I served a full-time mission in Illinois and Iowa, with special assignment to the Nauvoo Visitors’ Center. Every time I stood next to the bust of Joseph and told the story of the First Vision, my heart would kindle with knowing. I would repeat his words from memory, and something would pass between me and the hearer. God’s spirit would sweep over us, our eyes would meet, and I could not look away.

I saw a pillar of light, exactly over my head, above the brightness of the sun, which descended gradually until it fell upon me… When the light rested upon me I saw two personages, whose brightness and glory defy all description, standing above me in the air. One of them spake unto me, calling me by name and said, pointing to the other—This is My Beloved Son. Hear Him!

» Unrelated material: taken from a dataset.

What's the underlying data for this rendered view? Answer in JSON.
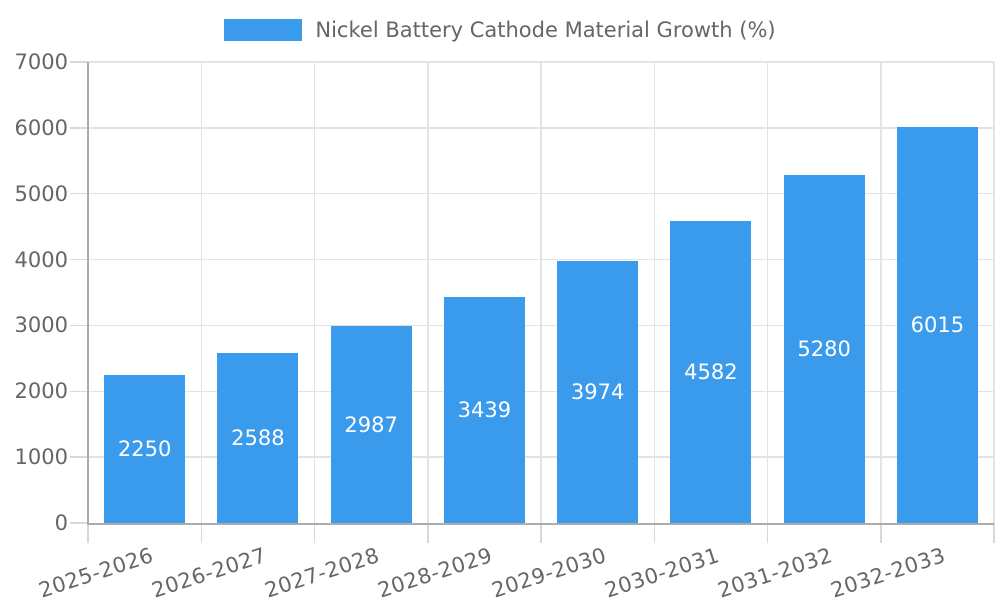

Joseph’s words could quiet the room. Many nights, after the Visitors’ Center closed, our group of six sisters would ride bikes back to our little house on Main, change our clothes, and take to the pavement. We would walk the streets of Nauvoo. Past the prairie grass thick with fireflies, down Kimball, then all the way to the end of Parley, to feel the cool breath of the river. Eventually we would make our way up Water Street and back to Main, where we would pause at the Mansion House, lean against the white picket fence, and talk of Joseph.

We were encouraged, not just allowed, to read anything in the Lands and Records Office. So we would spend lunch breaks there, asking for journals or personal histories of individuals we found interesting. Real people we wanted to know about. Then we would share what we learned on our walks. Every personal history spoke of Joseph, how he served, what he taught, how he loved. And night after night, our testimonies of Joseph expanded. So much that I began to feel a kinship with him, a closeness almost like family. I knew things I hadn’t known before about his life, his character, the challenges he faced.

I knew how Emma felt about plural marriage, how difficult it was for her. I knew about each baby they lost, how John Murdock asked if they would adopt his twins, only to lose one of them from exposure the night Joseph was dragged from his house and tarred and feathered. I learned the stories behind a number of Joseph’s trusted companions who turned against him, so viciously they would plot to take his life.

One evening, while walking down Parley Street, I thought to myself, I can never turn my back on Joseph. Never. Not after what I know.